What a good news, I was accepted to participate in the Google Summer of Code 2017 under the mentorship of the CERN-HSF umbrella corporation. I will be working on the project "Convolutional Deep Neural Networks on GPUs for Particle Physics Applications". More about this project can be find here.
The Convolutional Neural Networks (CNNs) are one special type of deep learning neural networks with an enormous discriminative power for image classification. In fact, they significantly outperform the standard Computer Vision techniques of manually extracting image features and then building classifiers on top of them. Although they are already established model in the Machine Learning community, their potential in the High Energy Physics is still growing.
Since ROOT is the state-of-the-art data analysis tool developed by CERN and extensively used in the High Energy Physics, it is of paramount importance to integrate such a solution in its submodule called TMVA (Toolkit for Multivariate Analysis).
Convolutional Neural Networks
Despite the fact that there is a vast amount of resources to learn about the CNNs, I will give a brief overview in this post. While I was learning about them, I've found very useful and I am highly recommending the Stanford's CS231n course "Convolutional Neural Networks for Visual Recognition".
The Convolutional Neural Networks have an architecture of predefined layers. Each layer is having its own characteristics and provides interfaces for interaction with the other layers. One CNN is typically consisted of the following layers: Convolutional layer (CONV), Pooling layer (POOL) and Fully-Connected (FC) layer.
We can think of the Convolutional and the Pooling layers as a cube of neurons, with specified width, height and depth. If used for classification, the outputs of the network are the class assignment probabilities of the input. One example of a CNN is given in the figure below.
The CONV layer can be seen as a cube of neurons, where the cube is having a predefined number of identical rectangular slices with predefined spatial dimensions: width and height. The number of slices defines the depth of the layer. The neurons output values are calculated by means of convolution, of a small region in the input space and a predefined filter. The small region in the input space is called a receptive field of the neuron and all neurons with the same spatial coordinates extending along the depth dimension see the same region in the input space, or they have the same receptive field, but perceived through a different filter. The values inside of these filters are defining the parameters to be learned.
Similarly, the POOL layer can also be seen as a neuronal cube, derived from the previous layer, but only spatially downsampled. In fact, this is the only aim of the layer, to perform spatial downsampling of the previous layer, which means it does not contain any parameters to be learned.
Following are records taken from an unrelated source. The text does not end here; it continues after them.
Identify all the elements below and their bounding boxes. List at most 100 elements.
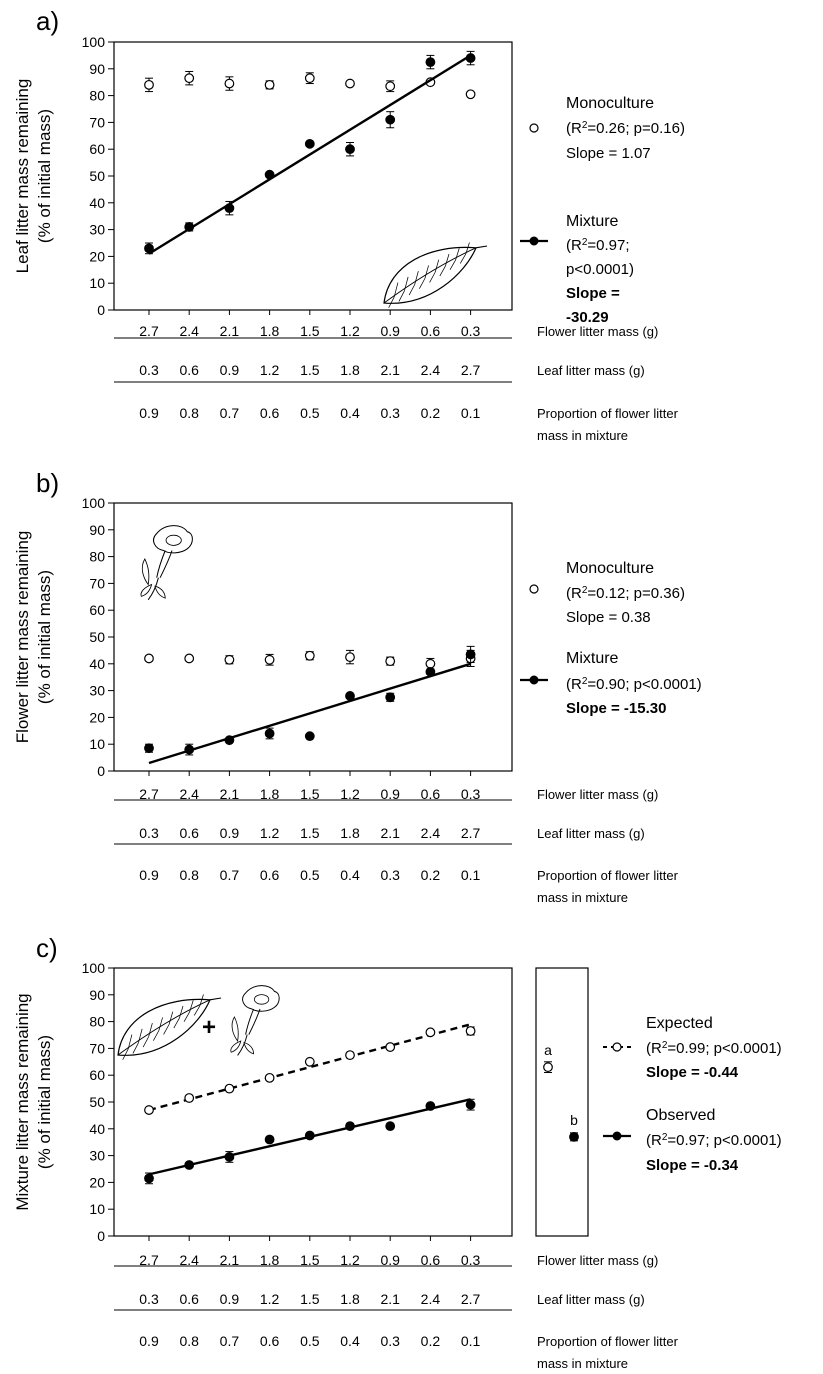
x-tick-label: 0.3 xyxy=(461,1252,481,1268)
legend-text: Mixture xyxy=(566,650,619,667)
y-axis-label: Leaf litter mass remaining (% of initial … xyxy=(13,79,54,274)
data-point xyxy=(345,144,355,155)
data-point xyxy=(304,138,315,149)
y-tick-label: 100 xyxy=(82,960,106,976)
x-tick-label: 1.2 xyxy=(340,1252,360,1268)
legend-monoculture: Monoculture (R2=0.26; p=0.16) Slope = 1.07 xyxy=(529,95,685,162)
x-tick-label: 1.8 xyxy=(260,1252,280,1268)
data-point xyxy=(224,735,235,746)
data-point xyxy=(385,1121,396,1132)
x-tick-label: 0.3 xyxy=(461,323,481,339)
x-tick-label: 0.2 xyxy=(421,867,441,883)
data-point xyxy=(304,73,315,84)
data-point xyxy=(144,79,154,90)
y-tick-label: 60 xyxy=(89,141,105,157)
data-point xyxy=(144,743,154,754)
legend-text: Observed xyxy=(646,1107,715,1124)
y-tick-label: 30 xyxy=(89,222,105,238)
data-point xyxy=(385,692,396,703)
x-tick-label: 0.6 xyxy=(179,362,199,378)
x-tick-label: 2.4 xyxy=(421,362,441,378)
leaf-vein xyxy=(419,278,426,289)
x-tick-label: 0.6 xyxy=(260,867,280,883)
series-mixture xyxy=(144,645,476,765)
x-tick-label: 1.5 xyxy=(300,786,320,802)
x-tick-label: 1.8 xyxy=(340,825,360,841)
data-point xyxy=(184,1093,195,1103)
data-point xyxy=(224,1152,235,1162)
legend-text: Slope = xyxy=(566,285,620,302)
legend-mixture: Mixture (R2=0.97; p<0.0001) Slope = -30.29 xyxy=(520,213,634,326)
x-axis-label: mass in mixture xyxy=(537,1356,628,1371)
x-tick-label: 0.4 xyxy=(340,405,360,421)
y-tick-label: 70 xyxy=(89,575,105,591)
data-point xyxy=(304,1130,315,1141)
leaf-vein xyxy=(199,994,204,1007)
data-point xyxy=(144,1173,154,1184)
leaf-vein xyxy=(153,1030,160,1041)
y-tick-label: 0 xyxy=(97,302,105,318)
x-tick-label: 0.2 xyxy=(421,1333,441,1349)
y-tick-label: 40 xyxy=(89,1121,105,1137)
x-tick-label: 1.2 xyxy=(260,1291,280,1307)
leaf-illustration xyxy=(117,994,222,1060)
y-tick-label: 0 xyxy=(97,763,105,779)
x-tick-label: 0.6 xyxy=(179,825,199,841)
chart-panel-1: a) 0 10 20 30 40 50 60 70 80 90 100 Leaf litter mass… xyxy=(13,6,685,443)
x-tick-label: 0.3 xyxy=(380,867,400,883)
data-point xyxy=(264,79,275,90)
legend-marker xyxy=(612,1042,622,1052)
leaf-vein xyxy=(434,259,440,273)
x-tick-label: 0.9 xyxy=(220,1291,240,1307)
x-tick-label: 0.8 xyxy=(179,867,199,883)
x-tick-label: 0.7 xyxy=(220,1333,240,1349)
leaf-vein xyxy=(408,284,415,296)
data-point xyxy=(184,653,195,664)
data-point xyxy=(144,1105,154,1115)
leaf-vein xyxy=(465,242,470,255)
y-tick-label: 90 xyxy=(89,987,105,1003)
x-tick-label: 0.7 xyxy=(220,405,240,421)
legend-text: Expected xyxy=(646,1015,713,1032)
x-tick-label: 2.7 xyxy=(461,362,481,378)
y-tick-label: 80 xyxy=(89,88,105,104)
data-point xyxy=(224,654,235,665)
x-tick-label: 0.1 xyxy=(461,867,481,883)
flower-tube xyxy=(245,1008,255,1035)
legend-text: (R2=0.26; p=0.16) xyxy=(566,120,685,138)
leaf-vein xyxy=(193,1005,201,1016)
leaf-vein xyxy=(142,1036,149,1048)
regression-line xyxy=(148,54,472,255)
data-point xyxy=(385,1042,396,1052)
data-point xyxy=(224,1083,235,1094)
data-point xyxy=(385,656,396,667)
x-tick-label: 0.6 xyxy=(421,786,441,802)
legend-text: (R2=0.97; xyxy=(566,237,630,255)
legend-marker xyxy=(529,236,539,246)
flower-tube xyxy=(159,550,173,578)
y-tick-label: 0 xyxy=(97,1228,105,1244)
data-point xyxy=(184,222,195,232)
flower-leaf xyxy=(243,1042,255,1055)
x-tick-label: 2.1 xyxy=(220,1252,240,1268)
x-tick-label: 1.5 xyxy=(300,825,320,841)
legend-text: (R2=0.90; p<0.0001) xyxy=(566,676,702,694)
leaf-midrib xyxy=(383,247,477,304)
chart-panel-3: c) 0 10 20 30 40 50 60 70 80 90 100 Mixture litter m… xyxy=(13,933,782,1371)
legend-text: (R2=0.97; p<0.0001) xyxy=(646,1132,782,1150)
legend-marker xyxy=(529,675,539,685)
leaf-vein xyxy=(404,276,409,291)
series-mixture xyxy=(144,50,476,255)
x-axis-label: Proportion of flower litter xyxy=(537,1334,679,1349)
data-point xyxy=(264,654,275,665)
flower-leaf xyxy=(154,585,166,599)
comparison-point xyxy=(569,1131,579,1142)
flower-stem xyxy=(237,1034,248,1056)
data-point xyxy=(465,1099,476,1110)
legend-observed: Observed (R2=0.97; p<0.0001) Slope = -0.34 xyxy=(603,1107,782,1174)
x-tick-label: 1.2 xyxy=(260,362,280,378)
leaf-vein xyxy=(424,265,429,279)
y-tick-label: 40 xyxy=(89,656,105,672)
series-monoculture xyxy=(144,649,476,670)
The FC layer is a standard layer where each neuron is connected with each neuron in the previous layer.
The training of the CNN is also executed using the backpropagation algorithm, such that it is taking a slightly different form, since we have the convolution and downsampling operations.
I hope this summer will be interesting, challenging and productive and that all Google Summer of Code participants will do a good job and make the Open Source community stronger and richer.